You should also be aware of the risks associated with trading in a rapidly-moving and sometimes volatile market and make sure that you think about how to limit your risk. For example, volatility can significantly affect your execution price if you are placing market orders. In other words, just because you see a price on your computer screen doesn’t mean that you will get that price. To avoid buying or selling a stock at a price higher or lower than is acceptable to you, you might consider using limit orders rather than market orders. A limit order is an order to buy or sell a security at no higher or lower than a specified price. However, using a limit order often results in the trade executions failing to occur. As you can see, trading, and particularly active online trading, is complex. You must understand what you are doing and the risks you are taking before you decide to trade.
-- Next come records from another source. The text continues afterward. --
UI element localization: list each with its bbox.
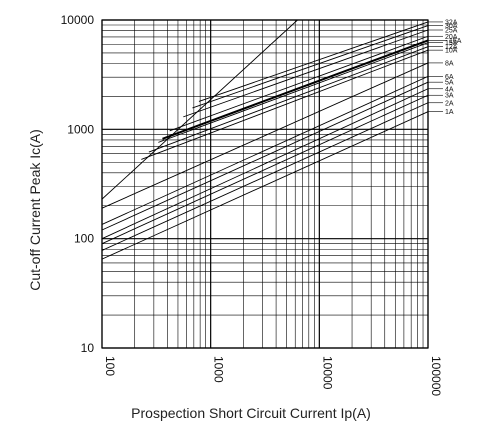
- series-label-20A: 20A: [445, 34, 458, 41]
- series-line-6A: [101, 75, 429, 225]
- series-line-5A: [101, 81, 429, 231]
- series-line-20A: [169, 35, 429, 132]
- plot-frame: [101, 19, 429, 349]
- series-label-15A: 15A: [445, 40, 458, 47]
- series-label-30A: 30A: [445, 23, 458, 30]
- series-label-4A: 4A: [445, 86, 454, 93]
- series-lines: [101, 21, 429, 260]
- series-line-15A: [158, 42, 429, 143]
- series-label-3A: 3A: [445, 93, 454, 100]
- x-axis-title: Prospection Short Circuit Current Ip(A): [131, 405, 371, 421]
- series-label-12A: 12A: [445, 44, 458, 51]
- series-label-8A: 8A: [445, 60, 454, 67]
- tick-labels: 10 100 1000 10000 100 1000 10000 100000: [61, 13, 443, 396]
- series-line-12A: [148, 46, 429, 153]
- x-tick-label: 1000: [212, 356, 226, 383]
- series-label-2A: 2A: [445, 100, 454, 107]
- series-line-3A: [101, 94, 429, 245]
- series-label-25A: 25A: [445, 28, 458, 35]
- grid: [101, 19, 429, 349]
- y-axis-title: Cut-off Current Peak Ic(A): [27, 129, 43, 291]
- series-line-25A: [183, 29, 429, 118]
- y-tick-label: 10000: [61, 13, 95, 27]
- series-label-1A: 1A: [445, 109, 454, 116]
- reference-line: [101, 19, 298, 200]
- series-label-16A: 16A: [449, 38, 462, 45]
- series-line-30A: [192, 25, 429, 109]
- series-line-8A: [101, 62, 429, 209]
- y-tick-label: 100: [74, 232, 94, 246]
- x-tick-label: 10000: [320, 356, 334, 390]
- y-tick-label: 1000: [67, 122, 94, 136]
- series-label-5A: 5A: [445, 80, 454, 87]
- y-tick-label: 10: [81, 341, 95, 355]
- series-label-6A: 6A: [445, 74, 454, 81]
- series-line-10A: [141, 49, 429, 160]
- series-line-2A: [101, 102, 429, 251]
- series-line-1A: [101, 111, 429, 260]
- series-label-32A: 32A: [445, 19, 458, 26]
- series-label-10A: 10A: [445, 48, 458, 55]
- series-line-32A: [198, 21, 429, 102]
- series-line-16A: [162, 39, 429, 140]
- x-tick-label: 100000: [429, 356, 443, 396]
- series-line-4A: [101, 88, 429, 240]
- reference-line: [101, 19, 298, 200]
- x-tick-label: 100: [103, 356, 117, 376]
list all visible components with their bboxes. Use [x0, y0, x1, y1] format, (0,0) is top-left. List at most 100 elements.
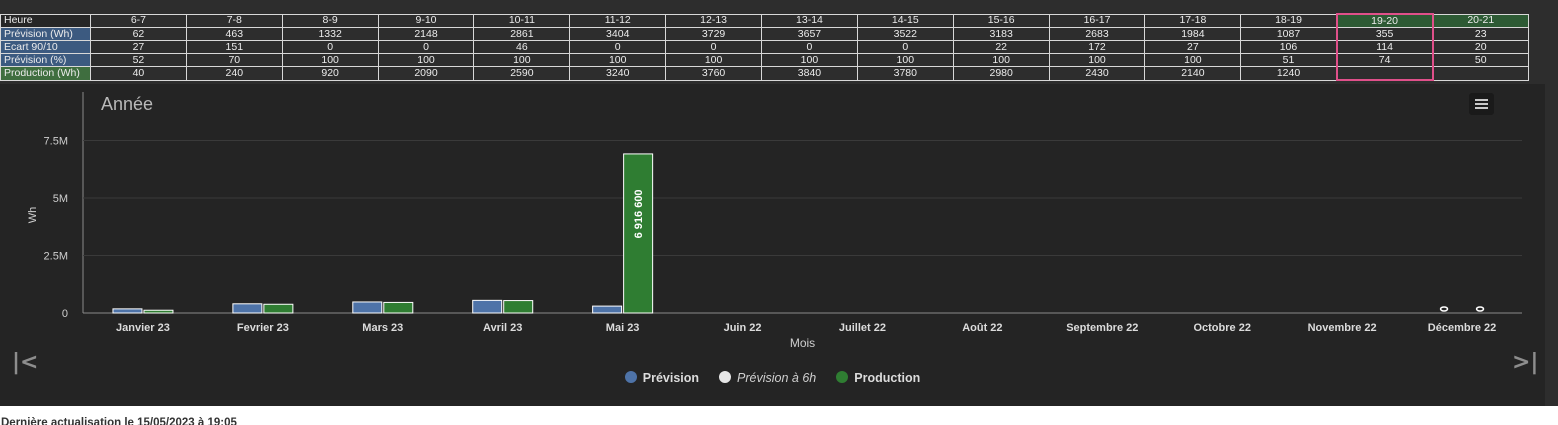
table-cell: 2148 [377, 27, 475, 41]
table-cell: 0 [377, 40, 475, 54]
legend-item[interactable]: Prévision [624, 371, 699, 385]
chart-legend: Prévision Prévision à 6h Production [0, 371, 1545, 385]
last-update-text: Dernière actualisation le 15/05/2023 à 1… [1, 417, 237, 425]
table-cell: 2430 [1048, 66, 1146, 81]
bar-prevision [352, 301, 383, 314]
x-tick-label: Novembre 22 [1308, 322, 1377, 334]
table-cell: 2140 [1144, 66, 1242, 81]
x-tick-label: Juillet 22 [839, 322, 886, 334]
x-tick-label: Juin 22 [724, 322, 762, 334]
table-cell: 100 [856, 53, 954, 67]
table-cell: 240 [185, 66, 283, 81]
table-cell: 106 [1240, 40, 1338, 54]
last-page-icon[interactable]: >| [1512, 350, 1539, 375]
bar-production [503, 300, 534, 314]
x-tick-label: Octobre 22 [1193, 322, 1250, 334]
table-cell: 70 [185, 53, 283, 67]
chart-panel: 0 2.5M 5M 7.5M Wh Janvier 23 Fevrier 23 Mars 23… [0, 84, 1545, 406]
table-cell: 27 [1144, 40, 1242, 54]
table-cell: 3780 [856, 66, 954, 81]
bar-data-label: 6 916 600 [633, 189, 645, 238]
table-cell: 46 [473, 40, 571, 54]
x-tick-label: Mai 23 [606, 322, 640, 334]
table-cell: 100 [1144, 53, 1242, 67]
table-cell: 100 [473, 53, 571, 67]
table-row-prev: Prévision (Wh) 62 463 1332 2148 2861 3404 3729 3… [0, 27, 1529, 41]
bar-production [263, 303, 294, 314]
row-label: Prévision (%) [0, 53, 91, 67]
bar-production [383, 301, 414, 314]
legend-item[interactable]: Production [836, 371, 920, 385]
x-tick-label: Fevrier 23 [237, 322, 289, 334]
first-page-icon[interactable]: |< [12, 350, 39, 375]
table-cell: 1240 [1240, 66, 1338, 81]
hour-header-cell: 13-14 [761, 13, 858, 28]
table-cell: 355 [1335, 27, 1434, 41]
legend-dot-icon [624, 371, 637, 383]
x-tick-label: Mars 23 [362, 322, 403, 334]
table-cell: 100 [665, 53, 763, 67]
table-cell: 0 [665, 40, 763, 54]
table-cell: 2090 [377, 66, 475, 81]
legend-dot-icon [836, 371, 849, 383]
hour-header-cell: 19-20 [1335, 13, 1434, 28]
legend-label: Production [854, 371, 921, 385]
table-row-prevpct: Prévision (%) 52 70 100 100 100 100 100 100 100 10… [0, 53, 1529, 67]
table-cell [1335, 66, 1434, 81]
hour-header-cell: 9-10 [377, 13, 475, 28]
table-cell: 151 [185, 40, 283, 54]
table-cell: 27 [90, 40, 187, 54]
table-cell: 463 [185, 27, 283, 41]
zero-point-marker [1439, 306, 1449, 312]
bar-prevision [112, 308, 143, 314]
y-tick-label: 5M [53, 193, 68, 205]
hour-header-cell: 11-12 [569, 13, 667, 28]
table-cell: 3729 [665, 27, 763, 41]
table-cell: 1332 [281, 27, 379, 41]
y-axis-title: Wh [27, 207, 39, 224]
y-tick-label: 7.5M [44, 136, 68, 148]
table-cell: 0 [281, 40, 379, 54]
row-label: Ecart 90/10 [0, 40, 91, 54]
x-axis-title: Mois [790, 336, 815, 350]
x-tick-label: Janvier 23 [116, 322, 170, 334]
table-cell: 51 [1240, 53, 1338, 67]
table-cell: 100 [281, 53, 379, 67]
hour-header-cell: 8-9 [281, 13, 379, 28]
table-cell: 172 [1048, 40, 1146, 54]
table-cell: 2861 [473, 27, 571, 41]
table-cell: 40 [90, 66, 187, 81]
hourly-forecast-table: Heure 6-7 7-8 8-9 9-10 10-11 11-12 12-13 13-14 14… [0, 13, 1529, 81]
chart-title: Année [101, 94, 154, 114]
legend-item[interactable]: Prévision à 6h [719, 371, 816, 385]
legend-label: Prévision à 6h [737, 371, 817, 385]
table-cell: 3522 [856, 27, 954, 41]
hour-header-cell: 20-21 [1432, 13, 1529, 28]
table-row-heure: Heure 6-7 7-8 8-9 9-10 10-11 11-12 12-13 13-14 14… [0, 13, 1529, 28]
table-cell: 0 [761, 40, 858, 54]
table-cell: 62 [90, 27, 187, 41]
x-tick-label: Septembre 22 [1066, 322, 1138, 334]
bar-production [623, 153, 654, 314]
table-cell: 920 [281, 66, 379, 81]
table-cell: 2980 [952, 66, 1050, 81]
row-label: Production (Wh) [0, 66, 91, 81]
hamburger-menu-icon[interactable] [1469, 93, 1494, 115]
legend-dot-icon [719, 371, 732, 383]
hour-header-cell: 15-16 [952, 13, 1050, 28]
x-tick-label: Avril 23 [483, 322, 522, 334]
table-cell: 3240 [569, 66, 667, 81]
table-row-ecart: Ecart 90/10 27 151 0 0 46 0 0 0 0 22 172 27 106 114 20 [0, 40, 1529, 54]
y-tick-label: 0 [62, 308, 68, 320]
table-cell: 52 [90, 53, 187, 67]
table-cell: 3760 [665, 66, 763, 81]
table-cell: 100 [761, 53, 858, 67]
table-cell: 3404 [569, 27, 667, 41]
y-tick-label: 2.5M [44, 251, 68, 263]
hour-header-cell: 17-18 [1144, 13, 1242, 28]
table-cell: 0 [569, 40, 667, 54]
table-cell: 23 [1432, 27, 1529, 41]
table-cell: 100 [569, 53, 667, 67]
row-label: Prévision (Wh) [0, 27, 91, 41]
table-cell: 22 [952, 40, 1050, 54]
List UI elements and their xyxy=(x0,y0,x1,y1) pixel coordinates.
You should also fully understand the risks associated with using a margin account. Margin Disclosure Statement. When you buy stock on margin, you are borrowing money and pledging the securities in your account as collateral. In volatile markets, investors who have put up an initial margin payment (i.e., borrowed funds) for a stock may find themselves being required to provide additional cash (maintenance margin) if the price of the stock subsequently falls (a margin call). A brokerage firm has the right without notice to force the sale of securities (i.e., the collateral) chosen by the brokerage firm from the investor's account and charge any loss to the customer, possibly causing a loss greater than the initial investment. The brokerage firm can increase margin requirements at any time and is not required to grant an extension on any margin call. It is important for our customers to understand these concepts before they decide to trade on margin.
TradeStation was founded to provide the most efficient execution possible to active traders. Along with our high-powered technology comes your responsibility to “do your homework” and have a plan before you begin trading on your own.